PRINCETON JUNCTION, NJ, May 16, 2007 –The International Function Point Users Group (IFPUG), an industry leader in software measurement and analysis, will honor Barry Boehm with a special lifetime achievement award for his dedication to advancing software engineering and measurement. The award will be presented at this year’s International Conference on Software Engineering (ICSE) on May 22, 2007 by Mauricio Aguiar, the current president of IFPUG, who will travel from Brazil for the event.

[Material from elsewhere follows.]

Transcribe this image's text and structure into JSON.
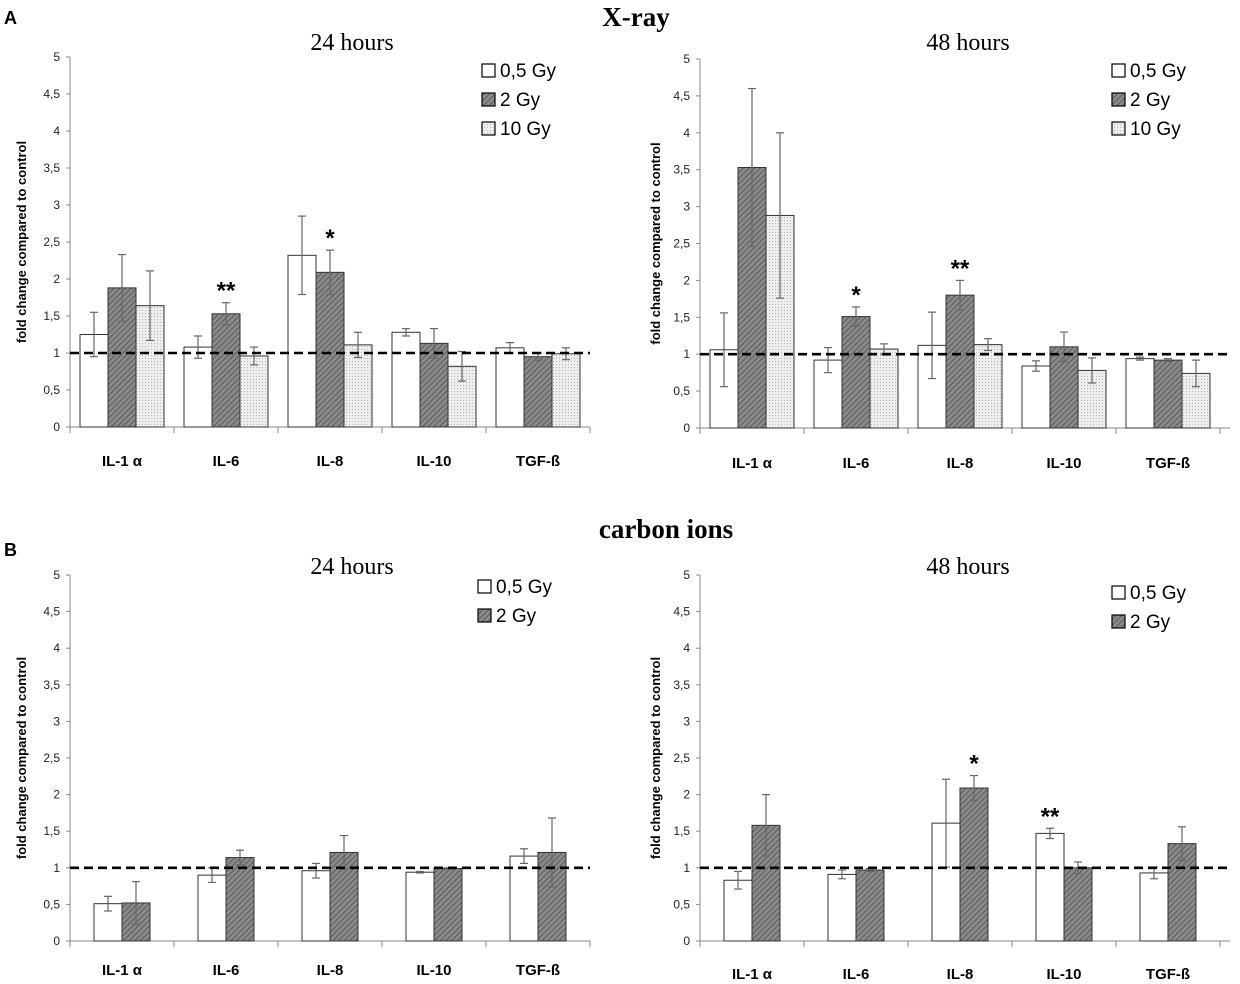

Anyone interested in the financial aspects of software engineering is familiar with the name Barry W. Boehm. The University of Southern California’s guru has a permanent seat as a leader in software economics over the last 40 years. According to industry expert Capers Jones, Boehm claims to have been first exposed to software economics on his first day in the software business back in 1955. His supervisor took him on a walking tour of the computer, a now long gone ERA 1103. The supervisor said, “We’re paying this computer 600 hundred dollars an hour and we’re paying you two dollars an hour and I want you to act accordingly.” Boehm started worrying about saving computer microseconds, a habit hard to unlearn when software costs started tipping scales the other way.

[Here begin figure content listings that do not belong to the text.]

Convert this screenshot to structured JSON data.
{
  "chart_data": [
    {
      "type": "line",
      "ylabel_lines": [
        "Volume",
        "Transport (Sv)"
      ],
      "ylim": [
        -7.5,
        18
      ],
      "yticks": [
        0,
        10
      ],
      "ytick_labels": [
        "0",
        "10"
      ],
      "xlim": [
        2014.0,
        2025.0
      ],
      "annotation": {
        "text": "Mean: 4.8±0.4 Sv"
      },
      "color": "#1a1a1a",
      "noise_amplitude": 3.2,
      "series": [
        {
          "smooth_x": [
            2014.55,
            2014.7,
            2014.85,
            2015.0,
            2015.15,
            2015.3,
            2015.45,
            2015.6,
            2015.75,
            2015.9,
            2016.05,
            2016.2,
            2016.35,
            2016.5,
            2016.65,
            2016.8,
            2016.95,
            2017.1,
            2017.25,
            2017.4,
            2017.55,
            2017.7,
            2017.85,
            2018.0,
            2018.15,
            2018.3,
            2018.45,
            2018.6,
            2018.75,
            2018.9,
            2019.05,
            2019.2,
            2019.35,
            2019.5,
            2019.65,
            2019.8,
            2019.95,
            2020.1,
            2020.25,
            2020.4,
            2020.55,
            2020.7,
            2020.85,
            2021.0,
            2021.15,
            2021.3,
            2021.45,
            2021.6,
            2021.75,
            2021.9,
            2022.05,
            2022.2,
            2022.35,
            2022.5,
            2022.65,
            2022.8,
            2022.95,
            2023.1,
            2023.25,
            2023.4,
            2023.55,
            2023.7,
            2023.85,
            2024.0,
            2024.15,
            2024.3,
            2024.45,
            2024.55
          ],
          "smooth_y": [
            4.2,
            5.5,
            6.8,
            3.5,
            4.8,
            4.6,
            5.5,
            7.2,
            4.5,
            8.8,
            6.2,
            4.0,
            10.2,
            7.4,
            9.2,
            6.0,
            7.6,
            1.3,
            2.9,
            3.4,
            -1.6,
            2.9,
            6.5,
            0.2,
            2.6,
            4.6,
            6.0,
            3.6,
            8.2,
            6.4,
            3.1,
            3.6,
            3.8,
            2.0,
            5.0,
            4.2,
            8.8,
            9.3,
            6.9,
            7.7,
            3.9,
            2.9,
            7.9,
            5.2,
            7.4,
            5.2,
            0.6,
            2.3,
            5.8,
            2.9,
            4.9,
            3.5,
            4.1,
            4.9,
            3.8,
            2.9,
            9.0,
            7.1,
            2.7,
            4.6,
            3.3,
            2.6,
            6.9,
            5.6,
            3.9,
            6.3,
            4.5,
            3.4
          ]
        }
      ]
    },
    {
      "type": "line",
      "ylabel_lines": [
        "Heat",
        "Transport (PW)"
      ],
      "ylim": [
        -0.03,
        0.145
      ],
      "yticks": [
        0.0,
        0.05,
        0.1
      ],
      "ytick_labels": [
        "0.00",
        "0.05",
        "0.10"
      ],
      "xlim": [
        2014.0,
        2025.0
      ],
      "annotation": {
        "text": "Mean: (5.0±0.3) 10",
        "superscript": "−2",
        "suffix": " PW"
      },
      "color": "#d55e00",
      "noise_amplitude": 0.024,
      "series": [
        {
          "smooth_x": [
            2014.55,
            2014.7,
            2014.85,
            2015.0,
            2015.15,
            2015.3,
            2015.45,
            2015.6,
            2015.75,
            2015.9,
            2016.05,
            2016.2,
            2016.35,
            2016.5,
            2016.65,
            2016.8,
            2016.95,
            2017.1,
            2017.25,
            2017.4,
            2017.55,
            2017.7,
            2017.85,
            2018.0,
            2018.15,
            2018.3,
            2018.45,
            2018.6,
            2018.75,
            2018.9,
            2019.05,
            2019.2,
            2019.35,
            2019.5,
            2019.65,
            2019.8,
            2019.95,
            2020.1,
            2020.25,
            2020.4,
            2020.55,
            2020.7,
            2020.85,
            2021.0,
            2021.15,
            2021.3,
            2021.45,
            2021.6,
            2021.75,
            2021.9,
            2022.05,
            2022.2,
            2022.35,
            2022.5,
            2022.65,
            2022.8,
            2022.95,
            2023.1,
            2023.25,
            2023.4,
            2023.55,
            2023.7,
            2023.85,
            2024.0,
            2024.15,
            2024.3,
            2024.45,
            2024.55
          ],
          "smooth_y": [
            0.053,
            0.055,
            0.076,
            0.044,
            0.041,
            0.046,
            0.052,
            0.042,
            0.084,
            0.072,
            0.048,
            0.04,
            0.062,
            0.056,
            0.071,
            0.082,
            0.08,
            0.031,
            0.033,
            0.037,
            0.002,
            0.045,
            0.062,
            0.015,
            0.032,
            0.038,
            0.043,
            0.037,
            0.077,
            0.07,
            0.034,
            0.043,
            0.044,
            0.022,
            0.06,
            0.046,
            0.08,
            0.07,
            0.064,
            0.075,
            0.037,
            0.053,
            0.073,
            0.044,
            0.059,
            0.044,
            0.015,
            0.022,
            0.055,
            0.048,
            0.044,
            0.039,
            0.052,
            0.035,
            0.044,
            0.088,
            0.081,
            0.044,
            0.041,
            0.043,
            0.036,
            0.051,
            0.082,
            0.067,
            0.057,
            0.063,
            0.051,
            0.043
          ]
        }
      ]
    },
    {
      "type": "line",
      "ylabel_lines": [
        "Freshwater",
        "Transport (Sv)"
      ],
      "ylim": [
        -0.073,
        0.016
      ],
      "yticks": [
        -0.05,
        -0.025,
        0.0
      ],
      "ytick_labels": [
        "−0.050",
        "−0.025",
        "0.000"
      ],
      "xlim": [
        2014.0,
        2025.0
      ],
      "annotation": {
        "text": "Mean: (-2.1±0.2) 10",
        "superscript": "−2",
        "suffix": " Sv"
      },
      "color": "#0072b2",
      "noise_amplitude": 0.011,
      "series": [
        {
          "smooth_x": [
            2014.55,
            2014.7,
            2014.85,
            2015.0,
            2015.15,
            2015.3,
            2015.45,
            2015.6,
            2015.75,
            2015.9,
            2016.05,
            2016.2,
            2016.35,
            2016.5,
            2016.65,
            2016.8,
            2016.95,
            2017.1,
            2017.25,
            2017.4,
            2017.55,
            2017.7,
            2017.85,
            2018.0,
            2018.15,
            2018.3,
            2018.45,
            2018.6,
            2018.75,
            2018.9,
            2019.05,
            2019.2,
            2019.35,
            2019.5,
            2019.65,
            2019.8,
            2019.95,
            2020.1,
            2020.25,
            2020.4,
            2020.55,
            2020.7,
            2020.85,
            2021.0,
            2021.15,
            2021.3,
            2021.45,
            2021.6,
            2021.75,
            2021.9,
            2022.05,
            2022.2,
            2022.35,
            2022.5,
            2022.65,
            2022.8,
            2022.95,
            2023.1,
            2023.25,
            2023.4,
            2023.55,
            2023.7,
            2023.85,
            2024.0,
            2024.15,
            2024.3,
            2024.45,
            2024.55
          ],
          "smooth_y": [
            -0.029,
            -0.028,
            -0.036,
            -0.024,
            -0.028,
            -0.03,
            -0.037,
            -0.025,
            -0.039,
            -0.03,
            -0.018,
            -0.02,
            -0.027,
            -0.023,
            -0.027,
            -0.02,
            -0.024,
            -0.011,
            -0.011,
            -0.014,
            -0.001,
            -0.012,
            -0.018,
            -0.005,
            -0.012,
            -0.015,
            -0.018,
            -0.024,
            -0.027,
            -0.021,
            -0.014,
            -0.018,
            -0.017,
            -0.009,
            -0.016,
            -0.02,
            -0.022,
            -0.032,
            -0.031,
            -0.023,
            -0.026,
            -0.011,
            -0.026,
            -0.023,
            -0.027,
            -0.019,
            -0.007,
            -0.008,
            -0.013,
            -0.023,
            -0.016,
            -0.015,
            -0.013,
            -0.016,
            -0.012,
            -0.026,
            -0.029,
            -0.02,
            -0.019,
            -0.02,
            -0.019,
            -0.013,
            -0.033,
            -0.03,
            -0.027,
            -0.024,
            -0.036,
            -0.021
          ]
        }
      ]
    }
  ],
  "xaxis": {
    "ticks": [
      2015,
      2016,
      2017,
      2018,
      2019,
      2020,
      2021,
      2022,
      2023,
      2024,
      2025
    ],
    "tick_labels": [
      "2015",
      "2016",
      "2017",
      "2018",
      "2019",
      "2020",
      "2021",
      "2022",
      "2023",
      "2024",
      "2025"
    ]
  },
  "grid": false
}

Few people have contributed as much to the field of software engineering as Barry Boehm. As he approaches semi-retirement, important luminaries from both academia and industry will gather to honor him at a symposium, Software Engineering: The Legacy of Barry W. Boehm, to be held in Minneapolis on May 22, 2007. The event will feature the likes of Larry Berntein, Rick Selby, Art Pyster, Tom DeMarco, Vic Basili, Walker Royce, Kevin Sullivan, Lee Osterweil, and Fred Brooks. Each will present a different part of Boehm’s incredibly rich legacy. Boehm himself will contribute the presentation “Thoughts for the Future.”